In order to counteract the negative economic impact of Covid-19 the Austrian government has implemented ‘corona short time work’.

The Austria Government has introduced a regulated regime of short-time work (‘Corona-Kurzarbeit’). The intention behind the short-time work is a temporary reduction of normal working hours and remuneration. To take advantage of this regime, the company has to discuss it either with the works council if there is one, or with affected employees. In the first case, an agreement about short time work is concluded between the employer and the works council, in the latter case the employer has to conclude individual agreements with every affected employee (based on master agreements called ‘social partner agreement’ which are available on Chamber of Commerce or union websites). To ease the process in view of restrictions on leaving home, agreements with the employees can also be reached using email or even WhatsApp. The employer must forward the agreement form, signed either by the works council or by all the employees affected, to the Labour Market Service (AMS). The employer must also send a special form giving the exact number of employees of the company (how many white collar employees and how many workers), the planned duration of short-time work, the number of employees affected, the average income and the planned maximum reduction in working hours among other information to the AMS.

According to a recent statement by the social partners (trade unions and Chamber of Commerce), it has been decided that the AMS will grant preliminary approval for complete applications that include social partner agreement. The trade unions examine application for short-time-work on a selective basis and can reject individual applications within 48 hours. The Chamber of Commerce has already given its global approval for all applications for short-time work submitted in accordance with a social partner agreement to speed up the approval process.

Corona short-time work may also be agreed retroactively starting on 1 March 2020 for a maximum of three months, after which it may be extended once by another three months. As a general rule, employees have to use any holiday entitlements from previous years and any time credits, if feasible, before starting the short time work. However, the employer is only required to prove it made a serious effort to ensure the employees use old vacation and time credits (for example by sending a letter to employees requiring them to use up their old vacation as much as possible).

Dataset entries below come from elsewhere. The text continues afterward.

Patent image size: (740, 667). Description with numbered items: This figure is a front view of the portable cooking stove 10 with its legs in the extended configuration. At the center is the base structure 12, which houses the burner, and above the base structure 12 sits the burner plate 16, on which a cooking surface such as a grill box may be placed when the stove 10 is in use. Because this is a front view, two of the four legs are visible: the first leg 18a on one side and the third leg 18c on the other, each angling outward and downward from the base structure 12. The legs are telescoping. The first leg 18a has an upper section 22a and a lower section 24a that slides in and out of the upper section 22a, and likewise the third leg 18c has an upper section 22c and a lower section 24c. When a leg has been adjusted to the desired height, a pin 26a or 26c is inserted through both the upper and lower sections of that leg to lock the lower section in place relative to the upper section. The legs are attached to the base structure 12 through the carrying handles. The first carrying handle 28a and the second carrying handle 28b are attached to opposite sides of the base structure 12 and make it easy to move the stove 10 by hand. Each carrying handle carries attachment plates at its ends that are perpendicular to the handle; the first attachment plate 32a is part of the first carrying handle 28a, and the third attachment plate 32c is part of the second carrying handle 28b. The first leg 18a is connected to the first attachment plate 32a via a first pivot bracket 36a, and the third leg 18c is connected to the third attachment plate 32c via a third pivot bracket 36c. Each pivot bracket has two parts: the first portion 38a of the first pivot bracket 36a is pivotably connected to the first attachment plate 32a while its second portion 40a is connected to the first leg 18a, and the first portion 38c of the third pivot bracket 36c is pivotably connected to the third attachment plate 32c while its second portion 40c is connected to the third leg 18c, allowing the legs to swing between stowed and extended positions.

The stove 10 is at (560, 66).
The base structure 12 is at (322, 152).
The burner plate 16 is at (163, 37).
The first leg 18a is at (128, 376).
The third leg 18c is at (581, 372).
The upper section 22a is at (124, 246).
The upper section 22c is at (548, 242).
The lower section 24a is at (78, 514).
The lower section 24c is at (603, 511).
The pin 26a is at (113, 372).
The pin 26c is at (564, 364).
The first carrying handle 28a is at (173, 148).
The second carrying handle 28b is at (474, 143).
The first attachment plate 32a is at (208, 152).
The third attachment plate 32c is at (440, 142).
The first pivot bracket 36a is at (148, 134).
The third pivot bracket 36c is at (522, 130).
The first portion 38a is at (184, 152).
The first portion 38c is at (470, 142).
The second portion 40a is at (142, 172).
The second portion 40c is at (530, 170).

If the short-time-work is extended by another three months, employees basically have to use three additional weeks of vacation from the current vacation year (if they have accrued that many days).

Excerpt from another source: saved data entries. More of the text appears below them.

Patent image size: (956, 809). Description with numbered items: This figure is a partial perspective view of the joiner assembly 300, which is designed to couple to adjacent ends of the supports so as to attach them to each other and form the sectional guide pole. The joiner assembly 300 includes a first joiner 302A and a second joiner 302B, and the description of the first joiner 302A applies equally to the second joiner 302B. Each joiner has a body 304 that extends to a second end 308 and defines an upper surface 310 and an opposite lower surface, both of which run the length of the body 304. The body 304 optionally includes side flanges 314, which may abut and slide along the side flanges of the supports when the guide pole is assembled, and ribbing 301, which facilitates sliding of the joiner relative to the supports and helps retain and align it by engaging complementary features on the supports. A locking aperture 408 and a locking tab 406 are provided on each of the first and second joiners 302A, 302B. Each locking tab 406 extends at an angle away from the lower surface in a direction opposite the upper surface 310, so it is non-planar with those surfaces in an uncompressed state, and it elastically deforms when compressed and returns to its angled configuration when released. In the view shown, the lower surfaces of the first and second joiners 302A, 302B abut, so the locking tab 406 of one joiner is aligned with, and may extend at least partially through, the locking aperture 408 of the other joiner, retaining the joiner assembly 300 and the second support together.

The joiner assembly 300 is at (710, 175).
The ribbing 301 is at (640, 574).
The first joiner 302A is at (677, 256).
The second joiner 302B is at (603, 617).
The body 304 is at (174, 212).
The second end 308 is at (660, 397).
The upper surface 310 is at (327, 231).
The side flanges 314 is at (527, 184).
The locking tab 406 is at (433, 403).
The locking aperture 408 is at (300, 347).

During corona short-time work, an average of at least 10% (and of 90% maximum) of the weekly normal working time must be worked. Working hours can be arranged flexibly: normal working hours can temporarily be set to zero for some of weeks, as long as the average of working hours is at least 10% over the whole period of short time work.

The advantage of the coronavirus short-time work system compared to previous models is that depending on the employee’s salary (up to EUR 1.700 gross / up to 2.685 gross / above 2.685 gross) the AMS will pays the difference between reduced net income (which is paid by the employer) to guarantee that the employee earns up to 90%, 85% or 80% of former net income (based on usual hours outside of short time working). The AMS will not pay short time for any portion of salary above EUR 5,370.

During short-time work, no employees can be laid off for business reasons. In addition, any employee that participated in short time work cannot be laid off for a further month after the short-time work ends. If terminations based on personal reasons are necessary, the employer has to employ a new employee instead.